Puis les instruments de leurs télescopes ont enregistré quelque chose d'inattendu : d'autres éclairs de rayons X plus petits, plus tardifs et de couleurs différentes de celles des [habituelles] éruptions lumineuses
, rapportent les chercheurs.
« Toute lumière qui entre dans ce trou noir n’en ressort pas, et nous ne devrions donc pas être en mesure de voir ce qui se trouve derrière le trou noir. »
Selon le chercheur, c'est une caractéristique étrange du trou noir qui rend cette observation possible. La raison pour laquelle nous pouvons voir le phénomène est que ce trou noir déforme l'espace, plie la lumière et tord les champs magnétiques autour de lui
, explique Dan Wilkins.
Cette réalité est décrite dans la théorie de la relativité d'Einstein, mais elle n’avait été jamais confirmée jusqu'à présent.

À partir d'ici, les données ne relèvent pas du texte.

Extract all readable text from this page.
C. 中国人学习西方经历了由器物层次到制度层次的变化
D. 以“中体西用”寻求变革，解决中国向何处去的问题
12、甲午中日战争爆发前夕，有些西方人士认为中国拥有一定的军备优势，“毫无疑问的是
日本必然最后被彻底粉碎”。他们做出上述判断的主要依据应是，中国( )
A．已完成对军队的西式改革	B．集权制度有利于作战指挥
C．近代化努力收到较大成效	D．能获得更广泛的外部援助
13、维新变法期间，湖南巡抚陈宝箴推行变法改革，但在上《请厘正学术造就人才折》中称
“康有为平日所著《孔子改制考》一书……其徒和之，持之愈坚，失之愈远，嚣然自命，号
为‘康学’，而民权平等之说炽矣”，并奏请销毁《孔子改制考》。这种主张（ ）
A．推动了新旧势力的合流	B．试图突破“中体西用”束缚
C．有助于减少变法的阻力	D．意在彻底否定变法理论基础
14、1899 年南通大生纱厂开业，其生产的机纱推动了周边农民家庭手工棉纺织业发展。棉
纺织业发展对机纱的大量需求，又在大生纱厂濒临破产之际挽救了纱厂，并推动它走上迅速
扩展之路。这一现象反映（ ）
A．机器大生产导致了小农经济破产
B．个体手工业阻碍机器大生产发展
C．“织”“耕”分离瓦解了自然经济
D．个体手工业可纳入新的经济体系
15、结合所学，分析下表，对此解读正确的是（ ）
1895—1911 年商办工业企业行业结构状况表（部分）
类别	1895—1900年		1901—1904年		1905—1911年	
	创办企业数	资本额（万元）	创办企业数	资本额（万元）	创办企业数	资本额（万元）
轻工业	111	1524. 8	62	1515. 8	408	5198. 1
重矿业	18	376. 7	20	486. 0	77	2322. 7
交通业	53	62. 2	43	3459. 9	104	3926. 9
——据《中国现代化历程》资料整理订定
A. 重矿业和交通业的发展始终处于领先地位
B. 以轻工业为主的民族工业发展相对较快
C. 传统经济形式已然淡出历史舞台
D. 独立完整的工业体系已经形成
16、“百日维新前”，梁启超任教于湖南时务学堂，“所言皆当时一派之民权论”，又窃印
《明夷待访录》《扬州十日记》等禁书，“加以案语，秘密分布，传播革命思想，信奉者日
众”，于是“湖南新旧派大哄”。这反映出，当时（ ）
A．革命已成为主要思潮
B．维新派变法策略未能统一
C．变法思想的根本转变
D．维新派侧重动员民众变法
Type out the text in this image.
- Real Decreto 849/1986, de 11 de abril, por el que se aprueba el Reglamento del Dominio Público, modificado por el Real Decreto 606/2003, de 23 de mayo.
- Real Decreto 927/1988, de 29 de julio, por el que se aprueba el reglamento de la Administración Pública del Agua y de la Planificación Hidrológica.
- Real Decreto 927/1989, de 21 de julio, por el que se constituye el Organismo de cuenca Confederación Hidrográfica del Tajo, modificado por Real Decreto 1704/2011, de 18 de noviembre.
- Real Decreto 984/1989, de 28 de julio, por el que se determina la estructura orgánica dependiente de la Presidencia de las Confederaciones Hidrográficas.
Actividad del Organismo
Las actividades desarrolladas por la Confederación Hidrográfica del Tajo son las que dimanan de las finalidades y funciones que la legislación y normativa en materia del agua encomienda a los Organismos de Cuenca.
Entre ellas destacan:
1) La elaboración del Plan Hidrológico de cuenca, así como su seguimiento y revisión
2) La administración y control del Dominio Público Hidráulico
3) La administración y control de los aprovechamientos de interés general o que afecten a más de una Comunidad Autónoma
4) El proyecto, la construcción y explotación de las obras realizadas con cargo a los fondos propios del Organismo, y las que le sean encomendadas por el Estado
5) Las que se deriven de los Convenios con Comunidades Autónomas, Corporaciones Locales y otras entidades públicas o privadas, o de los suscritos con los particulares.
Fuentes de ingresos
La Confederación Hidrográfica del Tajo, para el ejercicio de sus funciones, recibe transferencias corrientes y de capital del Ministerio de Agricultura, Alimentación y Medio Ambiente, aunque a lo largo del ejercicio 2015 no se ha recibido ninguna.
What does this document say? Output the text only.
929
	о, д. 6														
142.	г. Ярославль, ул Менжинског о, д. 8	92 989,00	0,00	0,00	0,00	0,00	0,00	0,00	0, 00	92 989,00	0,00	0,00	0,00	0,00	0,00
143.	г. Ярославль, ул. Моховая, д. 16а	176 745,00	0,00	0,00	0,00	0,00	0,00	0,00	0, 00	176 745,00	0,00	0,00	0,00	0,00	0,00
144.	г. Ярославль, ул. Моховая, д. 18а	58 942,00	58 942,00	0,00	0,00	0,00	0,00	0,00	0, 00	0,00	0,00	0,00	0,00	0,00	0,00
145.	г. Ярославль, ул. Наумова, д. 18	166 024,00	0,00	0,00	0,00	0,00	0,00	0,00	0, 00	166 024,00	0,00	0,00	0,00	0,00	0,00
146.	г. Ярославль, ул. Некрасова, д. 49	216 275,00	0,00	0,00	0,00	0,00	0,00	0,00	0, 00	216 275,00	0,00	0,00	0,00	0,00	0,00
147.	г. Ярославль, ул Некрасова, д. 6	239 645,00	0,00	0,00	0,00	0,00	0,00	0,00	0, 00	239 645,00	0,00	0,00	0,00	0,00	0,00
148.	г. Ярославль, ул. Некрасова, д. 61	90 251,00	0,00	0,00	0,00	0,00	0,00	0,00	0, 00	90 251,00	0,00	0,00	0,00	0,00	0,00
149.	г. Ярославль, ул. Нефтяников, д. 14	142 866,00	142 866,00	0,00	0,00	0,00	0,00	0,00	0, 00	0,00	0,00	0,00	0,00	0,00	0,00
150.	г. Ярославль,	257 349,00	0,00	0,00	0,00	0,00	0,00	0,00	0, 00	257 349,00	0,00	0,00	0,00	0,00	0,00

Il y a cinquante ans, lorsque les astrophysiciens ont commencé à spéculer sur le comportement du champ magnétique à proximité d'un trou noir, ils étaient loin de se douter qu'un jour nous disposerions des techniques nécessaires pour l'observer directement et observer la théorie générale de la relativité d'Einstein en action
, a déclaré le Dr Roger Blandford, coauteur de l'article dont le détail est publié dans la revue Nature (en anglais).
Repères
- Un trou noir est un objet céleste qui possède une masse extrêmement importante dans un volume très petit. Comme si le Soleil ne faisait que quelques kilomètres de diamètre ou que la Terre était comprimée dans la tête d’une épingle.
- Le concept de trou noir a émergé à la fin du 18e siècle.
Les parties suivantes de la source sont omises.